Coughlin would become one of the more difficult head coaches to play for. Michael Strahan and Tiki Barber rarely agreed on anything in their playing days together, except for the fact they couldn't stand Coughlin, who spent more time worrying about whether his players were wearing appropriate dress socks in hotel lobbies than he did about connecting with them as human beings.

Everything changed, of course, after Coughlin was nearly fired following the 2006 season. John Mara told him he needed to take something off his fastball, that he had to ease up with the players and the news media, and Coughlin agreed. The coach told Mara he wanted to establish a leadership council of veterans to bridge the divide between his office and the locker room. "If I could do cartwheels," Mara said, "I would've done one that day."

There were assists along the way. Coughlin's wife, Judy, and children implored him to show his private self in public settings. Charles Way, a former Giants fullback serving as director of player development, told Coughlin that many players didn't have father figures and that they needed to see him in that context.

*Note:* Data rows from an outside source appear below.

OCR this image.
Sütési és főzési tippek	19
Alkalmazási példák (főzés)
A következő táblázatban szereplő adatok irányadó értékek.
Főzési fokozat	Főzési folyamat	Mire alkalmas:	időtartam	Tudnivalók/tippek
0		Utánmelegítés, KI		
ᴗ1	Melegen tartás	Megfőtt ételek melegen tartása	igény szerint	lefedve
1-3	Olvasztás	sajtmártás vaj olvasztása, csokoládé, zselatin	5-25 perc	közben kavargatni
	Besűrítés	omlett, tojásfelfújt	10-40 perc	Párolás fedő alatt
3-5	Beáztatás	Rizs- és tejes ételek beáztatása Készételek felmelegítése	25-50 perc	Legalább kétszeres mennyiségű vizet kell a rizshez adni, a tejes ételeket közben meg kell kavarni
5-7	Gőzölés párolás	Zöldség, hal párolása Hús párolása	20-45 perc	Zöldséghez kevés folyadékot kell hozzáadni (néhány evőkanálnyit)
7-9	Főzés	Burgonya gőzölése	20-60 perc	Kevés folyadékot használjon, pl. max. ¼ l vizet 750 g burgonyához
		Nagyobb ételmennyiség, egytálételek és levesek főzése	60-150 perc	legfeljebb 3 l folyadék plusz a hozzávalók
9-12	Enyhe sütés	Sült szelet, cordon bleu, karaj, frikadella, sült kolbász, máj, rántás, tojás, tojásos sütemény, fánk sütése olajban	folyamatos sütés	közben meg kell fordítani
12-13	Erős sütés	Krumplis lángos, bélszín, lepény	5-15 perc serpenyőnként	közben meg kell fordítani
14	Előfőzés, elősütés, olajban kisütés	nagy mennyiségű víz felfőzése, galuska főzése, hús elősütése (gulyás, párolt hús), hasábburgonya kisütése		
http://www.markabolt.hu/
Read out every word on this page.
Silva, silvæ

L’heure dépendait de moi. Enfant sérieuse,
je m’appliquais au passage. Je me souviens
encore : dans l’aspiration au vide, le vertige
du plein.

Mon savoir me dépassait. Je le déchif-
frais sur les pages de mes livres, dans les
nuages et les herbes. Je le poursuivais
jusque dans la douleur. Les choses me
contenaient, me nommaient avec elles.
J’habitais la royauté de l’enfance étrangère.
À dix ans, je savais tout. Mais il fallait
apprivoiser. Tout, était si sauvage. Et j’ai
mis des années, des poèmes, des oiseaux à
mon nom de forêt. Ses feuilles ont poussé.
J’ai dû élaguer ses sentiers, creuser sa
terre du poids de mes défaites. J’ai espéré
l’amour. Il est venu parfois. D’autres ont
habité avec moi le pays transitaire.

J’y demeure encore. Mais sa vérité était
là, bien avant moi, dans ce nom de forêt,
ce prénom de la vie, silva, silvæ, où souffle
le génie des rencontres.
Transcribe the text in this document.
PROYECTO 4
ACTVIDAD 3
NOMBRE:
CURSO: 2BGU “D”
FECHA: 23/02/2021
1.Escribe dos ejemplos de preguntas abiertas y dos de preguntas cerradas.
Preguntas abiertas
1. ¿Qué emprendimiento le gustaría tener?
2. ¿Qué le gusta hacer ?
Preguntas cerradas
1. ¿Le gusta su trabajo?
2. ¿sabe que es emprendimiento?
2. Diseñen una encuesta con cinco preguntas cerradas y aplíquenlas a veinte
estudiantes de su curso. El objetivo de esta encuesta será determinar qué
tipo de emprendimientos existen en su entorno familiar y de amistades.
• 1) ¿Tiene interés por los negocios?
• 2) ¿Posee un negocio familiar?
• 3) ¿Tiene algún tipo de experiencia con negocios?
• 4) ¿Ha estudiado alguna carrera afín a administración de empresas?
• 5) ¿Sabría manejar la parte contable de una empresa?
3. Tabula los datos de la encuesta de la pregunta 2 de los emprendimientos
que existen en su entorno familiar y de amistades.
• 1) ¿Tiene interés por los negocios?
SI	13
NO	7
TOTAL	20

"Right now, they feel it's us against them," Way told him, "that you don't care about me, that I'm just a piece of meat to you, just a number to you. And if you want them to play for you, given the way you are, you have to show them that you care about them, which I know you do. But you have to show them that."

Coughlin would recall Way telling him to "let the players see you the way you are with your grandchildren." So on one training camp day in 2007, Coughlin famously canceled practice to take his players bowling.

"I wanted the players to see me in an entirely different environment," he would say. "They were busting my tail for throwing a ball in the gutter, saying, 'Coach, you're awful,' and, 'You can't even keep it in the alley for 25 feet.' It was fun, and a way of letting players see you in a caring manner, and letting them know you are human and passionate and concerned about them outside of football. ... And because we communicated so well and believed in each other and loved each other, that manifested itself on the field in so many games that we won late with mental toughness and staying together."

The Giants beat the 18-0 Patriots in the Super Bowl that season, and beat the Patriots on the same stage four years later. In between, the Yankees won a World Series credited, in part, to Joe Girardi's decision to follow Tom Coughlin's lead.

Brian Cashman, Yankees general manager and an ex-roommate of Coughlin's son, advised his uptight manager he needed to read a magazine piece on Coughlin's transformation into a more user-friendly coach. Soon enough, Girardi was acting less defensive with reporters and calling off a spring training practice to take his Yankees to a billiards hall. Though he spent hundreds of free-agent millions in the offseason to improve his roster, Cashman later conceded the Yankees wouldn't have won their 2009 championship without Girardi pulling a Coughlin.

Who woulda thunk it? In the end, Coughlin made himself a two-time champ and likely Hall of Famer by realizing he couldn't rule on fear and intimidation alone, that he needed to inspire with love, too. Before Coughlin ended his 12-year run as coach of the Giants on Monday, quarterback  Eli Manning grew emotional with reporters while discussing the impact of his one and only coach, and defensive end  Jason Pierre-Paul called Coughlin "a father figure" -- exactly what Charles Way told the coach some players needed nine years ago.

No Giant was heard in these final weeks calling for the old man to step down, on or off the record. The players all wanted Tom Coughlin back after four consecutive seasons of missing the playoffs, and on his last day as Giants coach, that might have been his greatest victory of all.